In times of tragedy, it’s important to lend a helping hand… but sometimes, lending someone an ear can have an equally powerful impact.

Here’s an excert from today’s article on Bustle magazine. Click the link at the bottom of the post to read the article in its entirety.

“We all deserve to be heard in our grief, no matter what that grief maybe,” Megan Devine, Therapist and Grief Advocate, tells Bustle. “By shifting the focus from grief as a problem to be solved to an experience to be tended, we provide others what we most want for ourselves: understanding, compassion, validation, and a way through the pain.”

One thing you should never do when offering support to someone affected by tragedy? Compare their grief to your own (or someone else’s) in an attempt to make them feel better.

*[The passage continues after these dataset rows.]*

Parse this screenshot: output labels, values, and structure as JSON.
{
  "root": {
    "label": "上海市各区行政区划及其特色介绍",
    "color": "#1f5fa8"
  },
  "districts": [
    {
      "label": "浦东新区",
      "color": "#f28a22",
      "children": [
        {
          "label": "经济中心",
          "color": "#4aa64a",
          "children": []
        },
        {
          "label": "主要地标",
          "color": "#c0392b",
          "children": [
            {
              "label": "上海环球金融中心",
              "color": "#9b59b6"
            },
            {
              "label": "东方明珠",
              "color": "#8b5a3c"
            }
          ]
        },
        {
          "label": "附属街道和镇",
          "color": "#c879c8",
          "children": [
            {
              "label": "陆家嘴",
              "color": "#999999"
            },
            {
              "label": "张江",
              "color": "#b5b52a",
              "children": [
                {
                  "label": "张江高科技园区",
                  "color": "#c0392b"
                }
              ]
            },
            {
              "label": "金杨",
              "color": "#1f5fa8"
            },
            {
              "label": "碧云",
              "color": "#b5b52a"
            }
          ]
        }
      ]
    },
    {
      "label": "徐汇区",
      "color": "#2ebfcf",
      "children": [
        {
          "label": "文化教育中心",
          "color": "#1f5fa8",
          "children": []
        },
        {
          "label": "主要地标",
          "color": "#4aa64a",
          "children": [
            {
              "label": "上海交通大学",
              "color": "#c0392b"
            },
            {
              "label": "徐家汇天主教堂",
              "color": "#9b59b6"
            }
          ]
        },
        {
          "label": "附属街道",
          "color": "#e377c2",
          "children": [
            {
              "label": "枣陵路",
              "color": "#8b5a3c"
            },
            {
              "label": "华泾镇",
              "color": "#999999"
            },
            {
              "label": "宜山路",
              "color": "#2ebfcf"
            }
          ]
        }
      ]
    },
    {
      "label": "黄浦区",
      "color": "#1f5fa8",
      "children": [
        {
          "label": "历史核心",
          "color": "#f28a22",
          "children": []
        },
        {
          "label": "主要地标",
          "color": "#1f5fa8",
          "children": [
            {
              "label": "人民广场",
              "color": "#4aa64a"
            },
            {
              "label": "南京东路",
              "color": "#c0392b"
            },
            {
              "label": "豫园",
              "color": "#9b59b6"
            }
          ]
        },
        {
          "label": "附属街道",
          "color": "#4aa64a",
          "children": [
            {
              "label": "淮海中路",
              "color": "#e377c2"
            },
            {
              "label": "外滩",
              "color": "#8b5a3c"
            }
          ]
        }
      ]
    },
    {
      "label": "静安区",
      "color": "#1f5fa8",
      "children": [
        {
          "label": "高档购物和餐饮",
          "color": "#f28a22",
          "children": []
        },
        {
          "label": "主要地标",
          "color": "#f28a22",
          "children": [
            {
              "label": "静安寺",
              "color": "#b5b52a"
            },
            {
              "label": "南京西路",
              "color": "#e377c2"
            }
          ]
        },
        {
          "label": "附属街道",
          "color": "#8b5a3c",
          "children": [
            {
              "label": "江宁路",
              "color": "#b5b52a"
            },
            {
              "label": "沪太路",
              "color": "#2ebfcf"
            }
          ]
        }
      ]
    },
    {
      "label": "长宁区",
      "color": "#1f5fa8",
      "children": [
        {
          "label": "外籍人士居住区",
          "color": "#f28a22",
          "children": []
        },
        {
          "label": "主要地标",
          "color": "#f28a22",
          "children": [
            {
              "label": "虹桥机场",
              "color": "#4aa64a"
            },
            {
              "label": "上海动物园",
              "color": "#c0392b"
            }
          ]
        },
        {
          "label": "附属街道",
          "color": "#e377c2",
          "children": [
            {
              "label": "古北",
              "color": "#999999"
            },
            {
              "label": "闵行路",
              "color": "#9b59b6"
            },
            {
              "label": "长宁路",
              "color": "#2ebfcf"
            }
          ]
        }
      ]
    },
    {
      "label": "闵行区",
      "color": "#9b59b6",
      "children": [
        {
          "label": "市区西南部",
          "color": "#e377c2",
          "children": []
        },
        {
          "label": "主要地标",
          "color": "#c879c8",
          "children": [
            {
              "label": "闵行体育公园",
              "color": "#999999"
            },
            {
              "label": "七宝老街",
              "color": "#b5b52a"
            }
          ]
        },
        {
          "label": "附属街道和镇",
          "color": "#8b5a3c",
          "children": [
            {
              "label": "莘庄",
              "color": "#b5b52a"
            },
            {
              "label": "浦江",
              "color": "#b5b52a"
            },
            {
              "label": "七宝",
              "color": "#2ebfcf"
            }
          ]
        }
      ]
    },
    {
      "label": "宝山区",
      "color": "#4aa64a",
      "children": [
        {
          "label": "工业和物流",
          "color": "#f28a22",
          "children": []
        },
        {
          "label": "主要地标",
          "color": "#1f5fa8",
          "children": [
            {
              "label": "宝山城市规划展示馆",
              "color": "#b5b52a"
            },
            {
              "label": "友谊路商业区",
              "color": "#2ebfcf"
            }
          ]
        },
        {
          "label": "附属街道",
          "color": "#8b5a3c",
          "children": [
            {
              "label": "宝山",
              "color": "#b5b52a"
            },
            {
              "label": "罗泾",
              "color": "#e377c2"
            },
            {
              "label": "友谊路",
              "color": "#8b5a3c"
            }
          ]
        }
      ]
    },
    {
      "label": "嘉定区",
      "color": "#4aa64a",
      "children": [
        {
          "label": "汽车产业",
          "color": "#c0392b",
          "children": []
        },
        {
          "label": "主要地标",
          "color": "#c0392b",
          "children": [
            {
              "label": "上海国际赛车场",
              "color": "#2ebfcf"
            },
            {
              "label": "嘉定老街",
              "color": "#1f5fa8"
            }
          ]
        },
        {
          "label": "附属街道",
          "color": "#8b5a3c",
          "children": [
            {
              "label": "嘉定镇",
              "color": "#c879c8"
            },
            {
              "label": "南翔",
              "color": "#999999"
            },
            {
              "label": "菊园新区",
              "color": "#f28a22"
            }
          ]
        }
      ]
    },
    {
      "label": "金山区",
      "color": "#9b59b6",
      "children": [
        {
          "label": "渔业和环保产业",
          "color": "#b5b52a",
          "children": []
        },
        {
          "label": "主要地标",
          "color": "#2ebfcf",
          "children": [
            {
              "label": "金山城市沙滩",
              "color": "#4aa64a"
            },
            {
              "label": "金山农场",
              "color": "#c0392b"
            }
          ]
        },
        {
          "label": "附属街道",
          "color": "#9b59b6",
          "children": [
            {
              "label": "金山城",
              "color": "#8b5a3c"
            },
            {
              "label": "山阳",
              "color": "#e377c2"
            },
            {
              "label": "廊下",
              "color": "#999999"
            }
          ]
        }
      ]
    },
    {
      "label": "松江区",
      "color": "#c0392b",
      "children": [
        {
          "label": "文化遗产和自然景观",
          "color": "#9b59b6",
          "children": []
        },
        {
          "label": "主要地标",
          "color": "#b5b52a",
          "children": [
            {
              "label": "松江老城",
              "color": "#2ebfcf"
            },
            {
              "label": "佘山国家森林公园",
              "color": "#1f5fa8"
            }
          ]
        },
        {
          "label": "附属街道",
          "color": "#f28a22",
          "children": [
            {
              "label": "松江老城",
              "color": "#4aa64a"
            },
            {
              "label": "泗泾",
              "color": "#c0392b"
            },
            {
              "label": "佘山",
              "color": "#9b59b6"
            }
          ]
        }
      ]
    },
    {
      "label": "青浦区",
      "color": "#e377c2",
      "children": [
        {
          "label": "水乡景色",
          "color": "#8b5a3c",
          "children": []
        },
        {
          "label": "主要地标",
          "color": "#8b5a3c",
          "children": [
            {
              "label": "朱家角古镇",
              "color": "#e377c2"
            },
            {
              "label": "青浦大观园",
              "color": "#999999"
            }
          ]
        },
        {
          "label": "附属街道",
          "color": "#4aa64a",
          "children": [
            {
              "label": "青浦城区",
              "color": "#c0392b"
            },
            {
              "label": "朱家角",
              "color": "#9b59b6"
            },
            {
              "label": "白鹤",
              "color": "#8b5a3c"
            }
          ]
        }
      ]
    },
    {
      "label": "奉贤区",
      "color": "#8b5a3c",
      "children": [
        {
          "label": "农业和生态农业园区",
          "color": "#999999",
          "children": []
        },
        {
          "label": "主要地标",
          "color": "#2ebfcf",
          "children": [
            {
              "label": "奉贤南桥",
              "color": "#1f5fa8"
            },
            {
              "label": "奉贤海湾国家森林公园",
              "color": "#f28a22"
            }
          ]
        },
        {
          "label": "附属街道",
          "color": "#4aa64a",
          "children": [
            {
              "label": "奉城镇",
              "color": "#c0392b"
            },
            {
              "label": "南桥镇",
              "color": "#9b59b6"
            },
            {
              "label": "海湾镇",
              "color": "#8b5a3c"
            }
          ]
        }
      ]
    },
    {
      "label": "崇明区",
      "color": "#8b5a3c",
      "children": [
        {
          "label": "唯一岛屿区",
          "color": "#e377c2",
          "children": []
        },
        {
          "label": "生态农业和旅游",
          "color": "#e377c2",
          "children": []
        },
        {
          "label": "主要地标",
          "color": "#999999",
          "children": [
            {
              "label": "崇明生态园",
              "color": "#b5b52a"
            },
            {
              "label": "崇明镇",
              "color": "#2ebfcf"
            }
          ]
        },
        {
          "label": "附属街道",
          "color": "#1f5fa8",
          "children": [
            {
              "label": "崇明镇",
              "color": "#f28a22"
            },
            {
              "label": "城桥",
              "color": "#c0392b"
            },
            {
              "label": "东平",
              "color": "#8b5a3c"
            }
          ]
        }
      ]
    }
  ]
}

“Every person has experienced loss in their life, but no one else has experienced this grief,” Devine says. “It’s tempting to offer your own experience of grief in order to let the grieving person know you understand. The truth is, you don’t understand. You can’t. Even if your loss is empirically very similar, resist the urge to use your own experience as a point of connection.”

After an incident like the Las Vegas shooting, news reports are coming in almost constantly with new facts, figures and information. If someone is coming to you for support and happens to get something ‘wrong’, resist the urge to fact check every little thing they say.

“Especially in early grief, a person’s timeline and internal data sources are rather confused and wonky,” Devine says. “They may get dates wrong, or remember things differently than they actually happened. You may have a different opinion about their relationships, or what happened when and with whom. Resist the urge to challenge or correct them. Let them own their own experience. It’s not important who’s ‘more’ correct.”